Ryan Streeter
Will Wilkinson has a compelling post at The Economist on Americanism as “the organizing principle of the contemporary right.”
Wilkinson applauds Thomas Sowell and Ed Glaeser for each recently showing how conservatives can appeal to African Americans and minority urban populations. But, he says, Sowell’s and Glaeser’s ideas will hit run up against the right’s version of Americanism. With tongue in cheek, he writes:
Because, you know, residing in a colossal, heavily-subsidised, detached, single-family compound in a vast exurban development with convenient access to an interstate highway is exactly what James Madison had in mind. Pro-minority, pro-poor urbanism, as lovely as that sounds to my ear, sends all the wrong signals to the American-flag t-shirt crowd.
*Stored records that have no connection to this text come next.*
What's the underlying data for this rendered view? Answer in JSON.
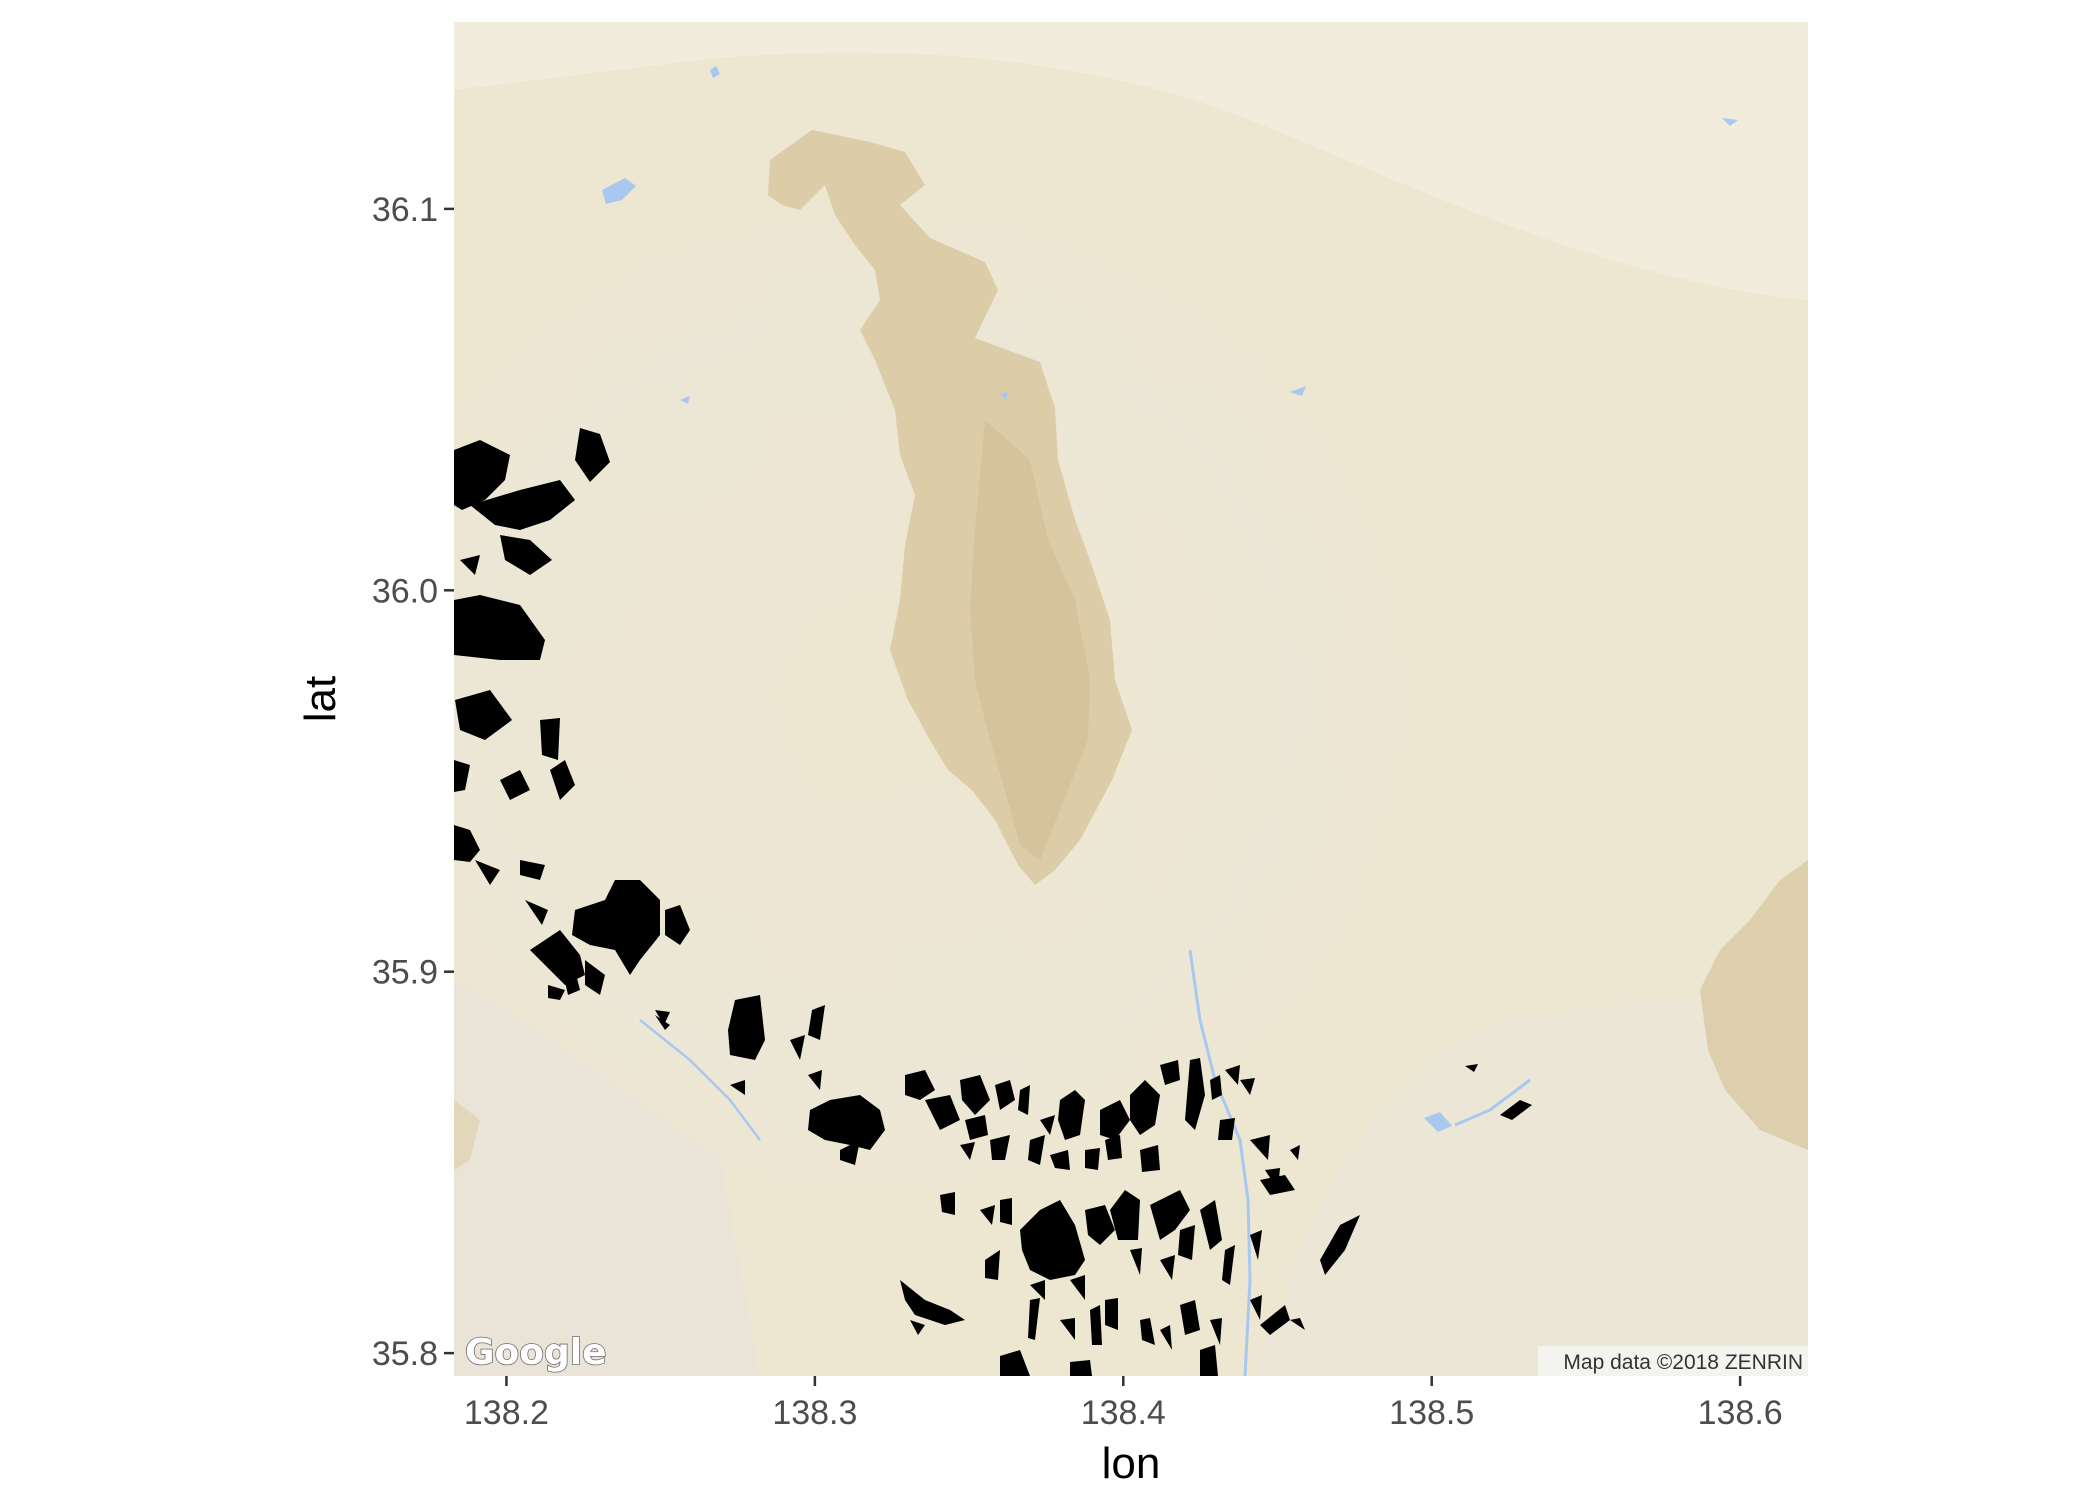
{
  "map": {
    "x_axis": {
      "title": "lon",
      "ticks": [
        138.2,
        138.3,
        138.4,
        138.5,
        138.6
      ],
      "tick_labels": [
        "138.2",
        "138.3",
        "138.4",
        "138.5",
        "138.6"
      ],
      "range": [
        138.183,
        138.622
      ]
    },
    "y_axis": {
      "title": "lat",
      "ticks": [
        35.8,
        35.9,
        36.0,
        36.1
      ],
      "tick_labels": [
        "35.8",
        "35.9",
        "36.0",
        "36.1"
      ],
      "range": [
        35.794,
        36.149
      ]
    },
    "basemap": {
      "provider_logo": "Google",
      "attribution": "Map data ©2018 ZENRIN",
      "terrain_color": "#ede6d0",
      "mountain_color": "#d9c9a6",
      "water_color": "#a9c8f0"
    },
    "overlay": {
      "fill_color": "#000000",
      "masked_center": [
        138.36,
        35.985
      ],
      "masked_radius_deg_lat": 0.11
    }
  }
}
Wilkinson’s point is basically right, it seems to me, but flawed in one respect: minorities have been moving in droves to less dense suburban communities over the past decade, not because they want to be part of “the American-flag t-shirt crowd,” but because they, too, want more space, better schools, and safer communities. The urban-suburban political bifurcation is growing less relevant all the time. It seems there is some aspect of “the American Dream” understood as a plot of land, safety, and access to newer amenities that appeals not just to whites but to Latinos, blacks, and others.
The organizing principle of Americanism that Wilkinson points to seems rather to proceed from a different cultural wellspring than the suburbs. What he is describing strikes me more as the Rush-Limbaugh-Glenn-Beck-ification of the right. Conservative policies aimed at raising living standards among poorer citizens and creating greater middle class opportunities are as suburban as urban these days, and should appeal to a lot of people, not just whites.
The “leave-us-alone” nativism that Wilkinson hits on strikes me more as a mindset having less to do with geography than a predominant cultural mindset created by an increasingly powerful set of opinion-shapers whose words every day shape the worldview not only of regular Joes but also reactive politicians on Capitol Hill.